I have just gone back to a road bike after a few years on various MTB's, and went for an Orbea Onix. The thing absolutely flies!


----------



## jamesbrowm (Jan 24, 2007)

Orbea always made beautiful looking frames.


----------



## spastook (Nov 30, 2007)

I've clearly lost my mind. Only weeks after getting my Opal, a deal I couldn't pass up came by for a new Independant Fabrication Crown Jewel. I bought it, built it up with all Campagnolo Chorus (the Opal is all Dura Ace) so after being content with the same old ti bike for 15 years I've gone off the deep end.Still mighty cold here in Massachusetts but I've gotten out a half dozen times on the IF and I think it's a better fit than the Orbea. Not as stiff but extremely comfortable and considering the shape the roads are in that's a good thing.


----------



## jamesbrowm (Jan 24, 2007)

To each his own. Can't wait to see pics. IF with Reynolds 953? Congrats on both.


----------



## Toona (Mar 8, 2006)

Spastook....you are not alone...I too, have an 08 opal to go with my C-Dale CAAD 9 and System Six. My LBS had a stock IF Factory Lightweight, in beautiful metallic green, hanging from the ceiling. Last week, I stopped in their new shop location and there it was, on ground level...!! The owner will give me a good deal on it, since it is a few years old. I plan to test ride it with my Ksyrium SL's. I called IF about the stock frame and they said that someone over 175lbs might feel flex. I weigh 185 and thought that would be a good incentive to drop the ten pounds I have gained over the years. I will have to sell the System Six to get it though.....


----------



## spastook (Nov 30, 2007)

My LBS had a stock IF Factory Lightweight, in beautiful metallic green, hanging from the ceiling. Last week, I stopped in their new shop location and there it was, on ground level...!! The owner will give me a good deal on it, since it is a few years old. I plan to test ride it with my Ksyrium SL's. I called IF about the stock frame and they said that someone over 175lbs might feel flex. I weigh 185 and thought that would be a good incentive to drop the ten pounds I have gained over the years. I will have to sell the System Six to get it though.....[/QUOTE]
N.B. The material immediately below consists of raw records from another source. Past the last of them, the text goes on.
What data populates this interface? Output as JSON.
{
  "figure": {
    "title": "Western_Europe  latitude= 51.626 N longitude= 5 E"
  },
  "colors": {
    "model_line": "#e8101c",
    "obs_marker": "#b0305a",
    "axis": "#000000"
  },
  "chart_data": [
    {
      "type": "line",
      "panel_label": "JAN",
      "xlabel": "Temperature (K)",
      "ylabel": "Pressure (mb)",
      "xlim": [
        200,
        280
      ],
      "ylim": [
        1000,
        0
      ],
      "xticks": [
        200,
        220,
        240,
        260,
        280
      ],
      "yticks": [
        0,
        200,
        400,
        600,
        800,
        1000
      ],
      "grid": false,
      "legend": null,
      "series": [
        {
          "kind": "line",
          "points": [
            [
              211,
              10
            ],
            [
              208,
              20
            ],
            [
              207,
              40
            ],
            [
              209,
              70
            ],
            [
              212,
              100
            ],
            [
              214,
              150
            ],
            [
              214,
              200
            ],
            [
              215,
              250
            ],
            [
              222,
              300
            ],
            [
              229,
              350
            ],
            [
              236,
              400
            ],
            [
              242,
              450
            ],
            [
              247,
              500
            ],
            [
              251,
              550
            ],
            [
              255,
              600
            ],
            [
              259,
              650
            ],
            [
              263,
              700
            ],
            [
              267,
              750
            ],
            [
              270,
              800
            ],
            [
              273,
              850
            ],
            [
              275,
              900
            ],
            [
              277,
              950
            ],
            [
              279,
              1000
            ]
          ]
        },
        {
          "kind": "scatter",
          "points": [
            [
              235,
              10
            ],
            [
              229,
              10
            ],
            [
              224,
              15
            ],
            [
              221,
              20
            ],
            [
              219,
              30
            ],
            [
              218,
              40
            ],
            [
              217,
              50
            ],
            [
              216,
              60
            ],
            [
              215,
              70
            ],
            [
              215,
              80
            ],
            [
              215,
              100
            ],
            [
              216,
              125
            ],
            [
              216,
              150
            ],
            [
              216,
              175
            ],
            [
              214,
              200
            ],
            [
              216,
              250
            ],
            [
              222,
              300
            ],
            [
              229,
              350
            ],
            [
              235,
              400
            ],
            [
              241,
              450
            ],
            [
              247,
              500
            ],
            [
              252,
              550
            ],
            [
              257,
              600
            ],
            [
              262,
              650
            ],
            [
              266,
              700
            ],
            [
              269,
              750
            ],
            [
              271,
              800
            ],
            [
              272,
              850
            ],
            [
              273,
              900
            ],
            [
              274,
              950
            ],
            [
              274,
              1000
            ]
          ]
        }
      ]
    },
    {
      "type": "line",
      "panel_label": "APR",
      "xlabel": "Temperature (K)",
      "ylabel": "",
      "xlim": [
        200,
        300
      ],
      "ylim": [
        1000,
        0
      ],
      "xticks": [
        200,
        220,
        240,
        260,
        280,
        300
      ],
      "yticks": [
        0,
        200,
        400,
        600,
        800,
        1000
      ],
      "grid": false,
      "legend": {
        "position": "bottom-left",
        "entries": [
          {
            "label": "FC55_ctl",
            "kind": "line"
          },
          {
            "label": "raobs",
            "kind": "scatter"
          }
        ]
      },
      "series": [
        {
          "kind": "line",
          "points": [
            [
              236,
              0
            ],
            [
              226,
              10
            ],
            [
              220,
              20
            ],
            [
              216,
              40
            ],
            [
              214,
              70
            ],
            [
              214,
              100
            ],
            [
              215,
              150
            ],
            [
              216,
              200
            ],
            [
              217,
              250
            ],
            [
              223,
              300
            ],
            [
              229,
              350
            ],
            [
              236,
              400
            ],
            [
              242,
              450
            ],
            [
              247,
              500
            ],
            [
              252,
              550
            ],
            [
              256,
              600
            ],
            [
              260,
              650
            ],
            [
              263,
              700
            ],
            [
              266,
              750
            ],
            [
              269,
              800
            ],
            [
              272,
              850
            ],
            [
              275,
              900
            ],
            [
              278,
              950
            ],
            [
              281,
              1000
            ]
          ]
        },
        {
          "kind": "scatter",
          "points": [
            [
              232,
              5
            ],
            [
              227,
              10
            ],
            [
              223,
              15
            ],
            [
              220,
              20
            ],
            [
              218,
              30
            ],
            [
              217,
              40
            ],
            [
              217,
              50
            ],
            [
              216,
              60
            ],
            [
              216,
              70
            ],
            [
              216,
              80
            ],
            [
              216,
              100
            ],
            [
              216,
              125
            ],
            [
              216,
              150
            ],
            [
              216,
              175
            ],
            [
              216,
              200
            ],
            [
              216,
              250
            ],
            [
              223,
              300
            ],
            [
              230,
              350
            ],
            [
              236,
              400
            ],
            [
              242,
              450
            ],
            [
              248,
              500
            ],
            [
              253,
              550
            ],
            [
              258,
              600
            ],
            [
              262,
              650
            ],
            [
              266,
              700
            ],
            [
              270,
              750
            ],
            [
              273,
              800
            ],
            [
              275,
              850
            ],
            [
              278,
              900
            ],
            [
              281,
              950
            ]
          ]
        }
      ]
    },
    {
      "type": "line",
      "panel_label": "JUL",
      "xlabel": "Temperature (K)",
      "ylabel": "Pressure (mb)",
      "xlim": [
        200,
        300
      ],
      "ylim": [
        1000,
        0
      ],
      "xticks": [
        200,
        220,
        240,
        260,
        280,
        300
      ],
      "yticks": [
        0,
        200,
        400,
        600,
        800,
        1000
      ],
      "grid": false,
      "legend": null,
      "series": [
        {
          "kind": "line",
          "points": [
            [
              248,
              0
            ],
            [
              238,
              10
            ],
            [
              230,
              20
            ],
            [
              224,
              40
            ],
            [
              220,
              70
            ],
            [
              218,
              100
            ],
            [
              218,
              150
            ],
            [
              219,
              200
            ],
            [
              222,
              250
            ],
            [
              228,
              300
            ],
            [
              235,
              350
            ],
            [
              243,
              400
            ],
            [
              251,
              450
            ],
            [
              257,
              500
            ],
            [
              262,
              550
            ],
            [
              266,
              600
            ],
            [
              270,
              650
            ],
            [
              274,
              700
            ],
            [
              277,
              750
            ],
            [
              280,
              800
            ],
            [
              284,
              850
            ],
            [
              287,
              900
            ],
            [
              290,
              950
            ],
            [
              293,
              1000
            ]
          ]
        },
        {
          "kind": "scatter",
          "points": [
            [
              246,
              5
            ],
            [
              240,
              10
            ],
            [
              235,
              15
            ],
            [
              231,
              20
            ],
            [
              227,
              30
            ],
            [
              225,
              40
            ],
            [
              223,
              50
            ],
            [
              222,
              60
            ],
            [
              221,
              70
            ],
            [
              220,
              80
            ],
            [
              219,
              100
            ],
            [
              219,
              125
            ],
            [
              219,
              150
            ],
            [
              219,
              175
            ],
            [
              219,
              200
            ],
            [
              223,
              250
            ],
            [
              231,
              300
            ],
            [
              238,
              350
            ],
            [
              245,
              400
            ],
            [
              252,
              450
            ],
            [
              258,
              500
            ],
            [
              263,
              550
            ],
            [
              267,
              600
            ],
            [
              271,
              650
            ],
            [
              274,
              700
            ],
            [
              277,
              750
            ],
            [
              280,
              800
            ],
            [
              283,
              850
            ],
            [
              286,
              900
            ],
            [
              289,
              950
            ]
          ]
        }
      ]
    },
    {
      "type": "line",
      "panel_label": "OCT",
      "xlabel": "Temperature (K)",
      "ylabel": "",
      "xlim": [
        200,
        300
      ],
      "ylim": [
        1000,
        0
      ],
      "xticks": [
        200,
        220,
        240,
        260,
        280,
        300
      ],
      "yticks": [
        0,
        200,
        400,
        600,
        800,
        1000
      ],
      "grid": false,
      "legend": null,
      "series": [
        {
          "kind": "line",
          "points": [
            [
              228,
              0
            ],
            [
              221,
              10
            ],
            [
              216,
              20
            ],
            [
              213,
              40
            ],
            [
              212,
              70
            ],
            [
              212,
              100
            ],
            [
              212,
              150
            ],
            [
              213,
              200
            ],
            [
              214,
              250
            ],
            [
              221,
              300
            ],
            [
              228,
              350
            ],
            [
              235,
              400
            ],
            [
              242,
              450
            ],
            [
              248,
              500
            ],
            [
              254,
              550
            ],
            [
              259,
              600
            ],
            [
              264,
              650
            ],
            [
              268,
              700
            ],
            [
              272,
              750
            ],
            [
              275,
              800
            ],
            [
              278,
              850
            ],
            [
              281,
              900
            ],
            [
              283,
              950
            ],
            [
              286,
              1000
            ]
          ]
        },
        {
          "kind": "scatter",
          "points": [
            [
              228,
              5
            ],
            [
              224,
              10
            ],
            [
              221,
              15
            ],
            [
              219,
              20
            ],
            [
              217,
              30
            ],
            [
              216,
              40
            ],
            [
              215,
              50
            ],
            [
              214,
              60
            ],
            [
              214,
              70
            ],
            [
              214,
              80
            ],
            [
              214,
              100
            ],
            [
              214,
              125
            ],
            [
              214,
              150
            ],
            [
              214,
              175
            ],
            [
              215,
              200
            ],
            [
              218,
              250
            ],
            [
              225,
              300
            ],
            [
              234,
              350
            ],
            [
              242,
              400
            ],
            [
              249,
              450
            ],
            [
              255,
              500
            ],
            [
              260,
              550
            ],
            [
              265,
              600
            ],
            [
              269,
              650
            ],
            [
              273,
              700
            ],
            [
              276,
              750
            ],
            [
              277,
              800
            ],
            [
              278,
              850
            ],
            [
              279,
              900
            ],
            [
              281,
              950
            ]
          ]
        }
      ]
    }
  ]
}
Even though I have twice as much cash tied up in my Orbea Opal, my IF Crown Jewel although more than 2.5 lbs. heavier than my Orbea I think thus far is my favorite ride. I built it up with Campy Chorus (my Orbea is all DuraAce) When I'm riding and look down at it, the IF just looks right to me. The Orbea is a great bike also. It's just to my eyes the IF looks like a bike is supposed to look. Kind of like looking down and seeing your riding Angelina Jolie or Jennifer Garner. Either way , who's complaining.


----------



## fast ferd (Jan 30, 2009)

My name is Fred and I'm a bikeaholic. 

Rode steel for years, discovered carbon fiber and got hooked. Took a brief diversion with an aluminum bike - mostly to keep mileage off my Kestrels. My butt still buzzes from that experience.

Now, however, I found a mid-90's Merlin Extralight frameset on eBay that will get a nice build soon. Titanium gives a sweet ride.

Share some pics, spastook.


----------